The Emirates ID (United Arab Emirates Resident Identity Card) is the United Arab Emirates'  identity card issued and operated by the Federal Authority for Identity and Citizenship. Enrollment in the program is mandatory by law for all Citizens and Residents of the UAE.

Registration & Cost 
Citizens and residents inside the UAE must register into the program. Infants born in the UAE are issued a card at birth, though biometrics (including fingerprint and retina scan) are only captured after the card holder turns 15.

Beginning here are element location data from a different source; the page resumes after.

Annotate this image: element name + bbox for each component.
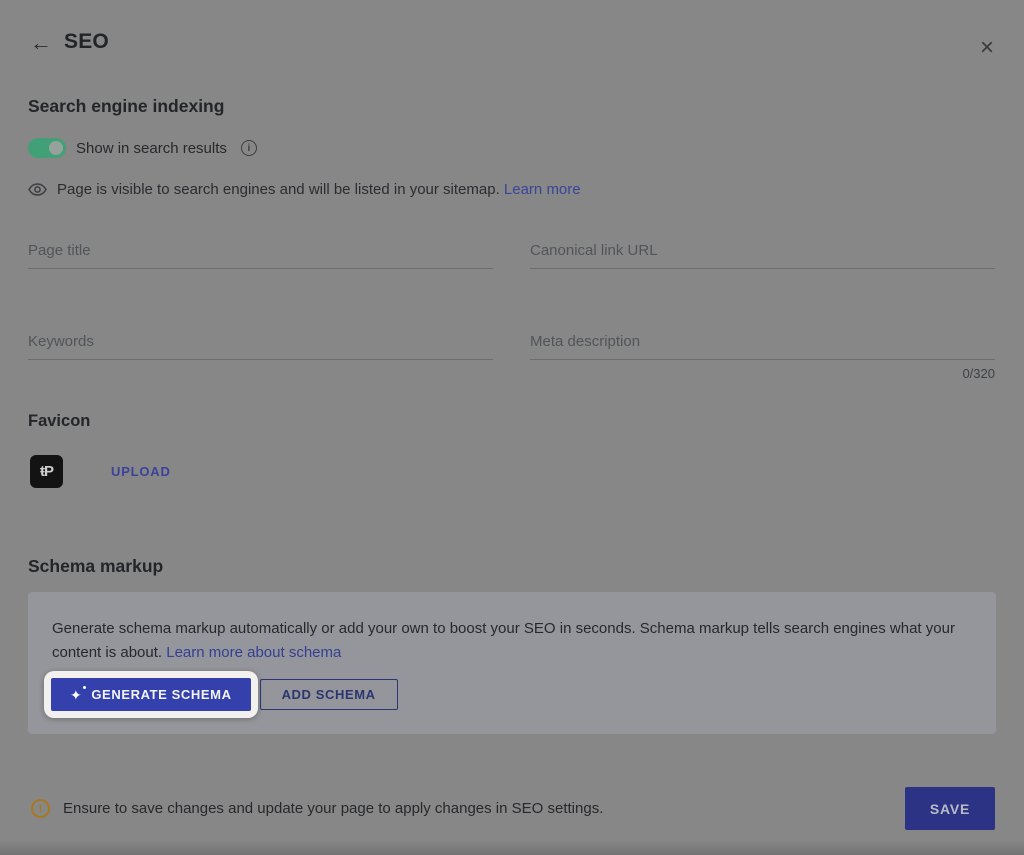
schema-markup-box: Generate schema markup automatically or … bbox=[28, 592, 996, 734]
warning-icon: ! bbox=[31, 799, 50, 818]
schema-buttons-row: ✦ GENERATE SCHEMA ADD SCHEMA bbox=[44, 671, 398, 718]
toggle-knob bbox=[46, 138, 66, 158]
favicon-section-heading: Favicon bbox=[28, 412, 90, 431]
visibility-note-row: Page is visible to search engines and wi… bbox=[28, 181, 581, 198]
toggle-label: Show in search results bbox=[76, 140, 227, 157]
show-in-search-toggle-row: Show in search results i bbox=[28, 138, 257, 158]
meta-description-input[interactable] bbox=[530, 329, 995, 359]
page-title-field bbox=[28, 238, 493, 269]
generate-schema-label: GENERATE SCHEMA bbox=[91, 687, 231, 702]
close-icon[interactable]: × bbox=[980, 35, 994, 61]
canonical-url-field bbox=[530, 238, 995, 269]
page-title-input[interactable] bbox=[28, 238, 493, 268]
canonical-url-input[interactable] bbox=[530, 238, 995, 268]
show-in-search-toggle[interactable] bbox=[28, 138, 64, 158]
meta-description-field: 0/320 bbox=[530, 329, 995, 360]
seo-fields-grid: 0/320 bbox=[28, 238, 995, 360]
indexing-section-heading: Search engine indexing bbox=[28, 96, 224, 117]
save-notice-row: ! Ensure to save changes and update your… bbox=[31, 799, 603, 818]
back-arrow-icon[interactable]: ← bbox=[30, 30, 52, 56]
tutorial-spotlight-ring: ✦ GENERATE SCHEMA bbox=[44, 671, 258, 718]
visibility-note-text: Page is visible to search engines and wi… bbox=[57, 181, 581, 198]
schema-description: Generate schema markup automatically or … bbox=[52, 617, 972, 665]
seo-settings-panel: ← SEO × Search engine indexing Show in s… bbox=[0, 0, 1024, 855]
page-title: SEO bbox=[64, 30, 109, 54]
schema-section-heading: Schema markup bbox=[28, 556, 163, 577]
save-notice-text: Ensure to save changes and update your p… bbox=[63, 800, 603, 817]
meta-description-counter: 0/320 bbox=[962, 366, 995, 381]
keywords-input[interactable] bbox=[28, 329, 493, 359]
generate-schema-button[interactable]: ✦ GENERATE SCHEMA bbox=[51, 678, 251, 711]
eye-icon bbox=[28, 183, 47, 196]
favicon-preview-icon: ŧP bbox=[30, 455, 63, 488]
upload-favicon-button[interactable]: UPLOAD bbox=[111, 464, 171, 479]
save-button[interactable]: SAVE bbox=[905, 787, 995, 830]
favicon-row: ŧP UPLOAD bbox=[30, 455, 171, 488]
sparkle-icon: ✦ bbox=[70, 688, 82, 702]
info-icon[interactable]: i bbox=[241, 140, 257, 156]
learn-more-schema-link[interactable]: Learn more about schema bbox=[166, 644, 341, 661]
bottom-shade bbox=[0, 839, 1024, 855]
add-schema-button[interactable]: ADD SCHEMA bbox=[260, 679, 398, 710]
learn-more-link[interactable]: Learn more bbox=[504, 181, 581, 198]
keywords-field bbox=[28, 329, 493, 360]
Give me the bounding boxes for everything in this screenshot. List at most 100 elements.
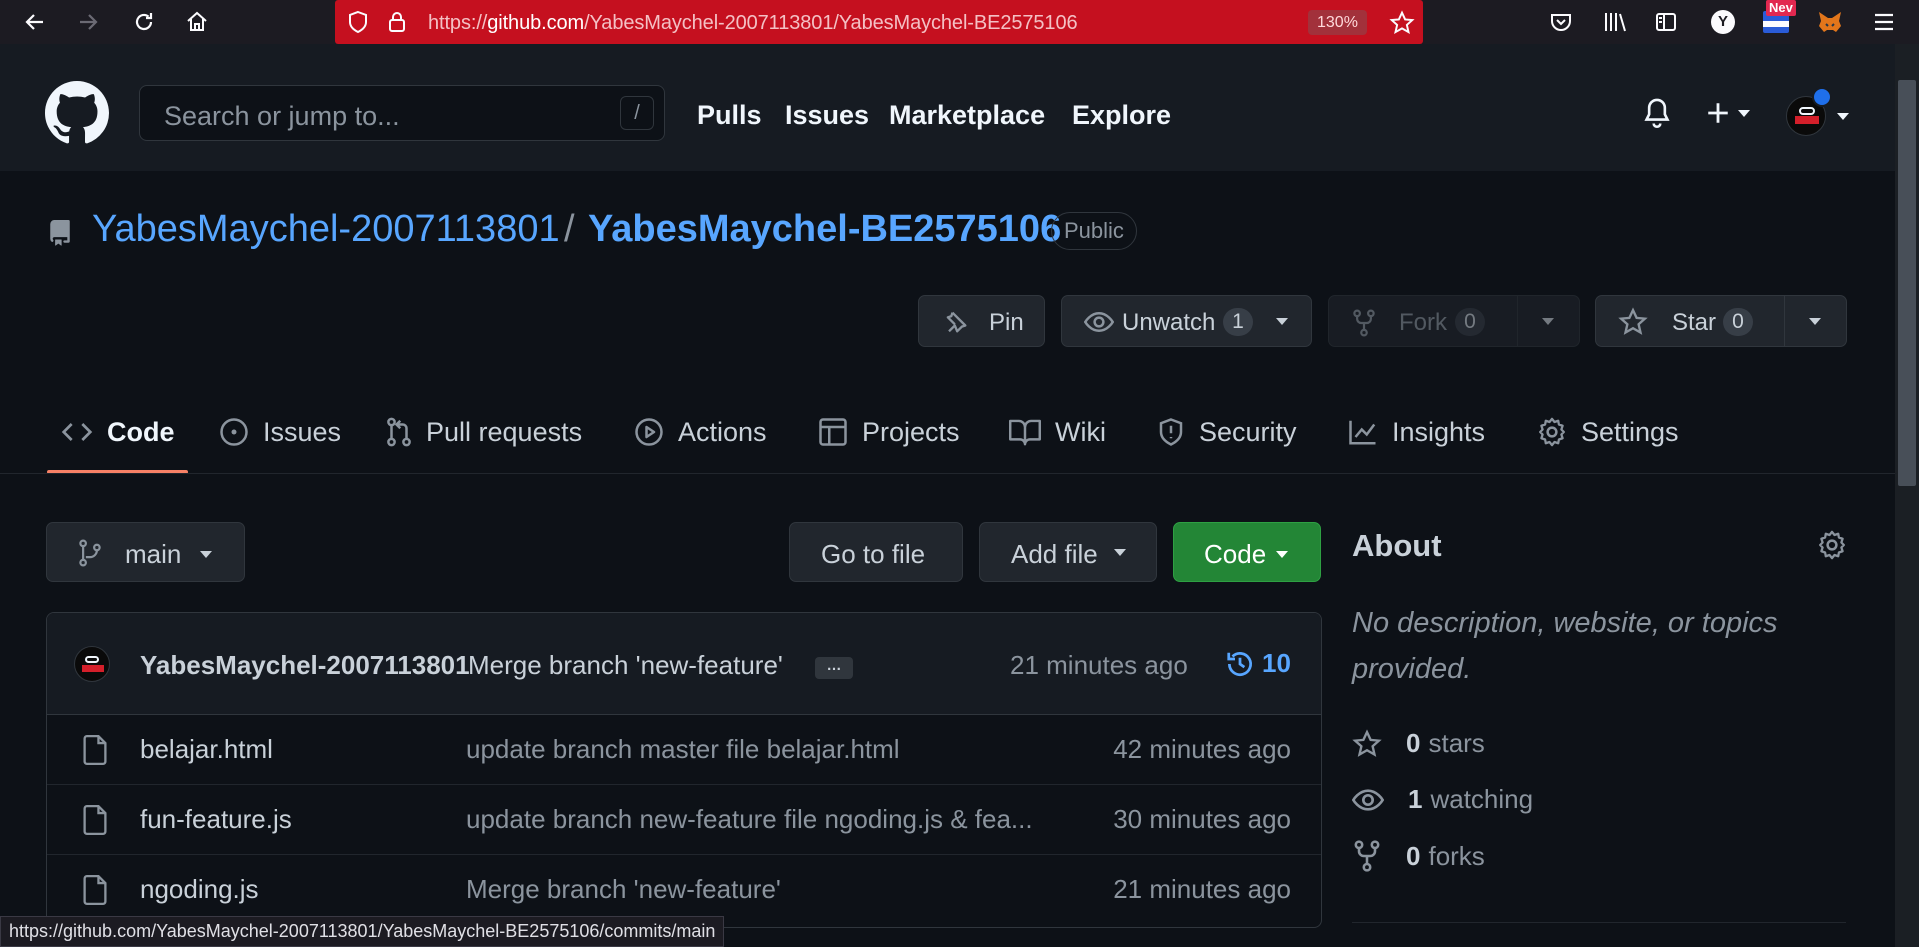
nav-issues[interactable]: Issues — [785, 100, 869, 131]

The card costs AED 170 for one year validity or AED 270 for two year validity for UAE Citizens. Expatriates are charged AED 100 per year of validity with the maximum years being capped at the expiry of their current visa.

Uses 
The Emirates ID card is the only identity document (except passports) accepted by all government agencies in the UAE. It serves as a digital signature of the holder and is required for entering into telecom, utility and lease agreements. The Central Bank of the United Arab Emirates announced that all personal bank accounts in the country will require a valid Emirates ID effective February 2019.

The Emirates ID is also one of the accepted documents for electronic border crossings at all UAE International Airports. Smartpass, an electronic identity application developed by the Telecommunications Regulatory Authority (TRA) utilizes data from the Emirates ID to verify users' identity across all UAE Government Entities.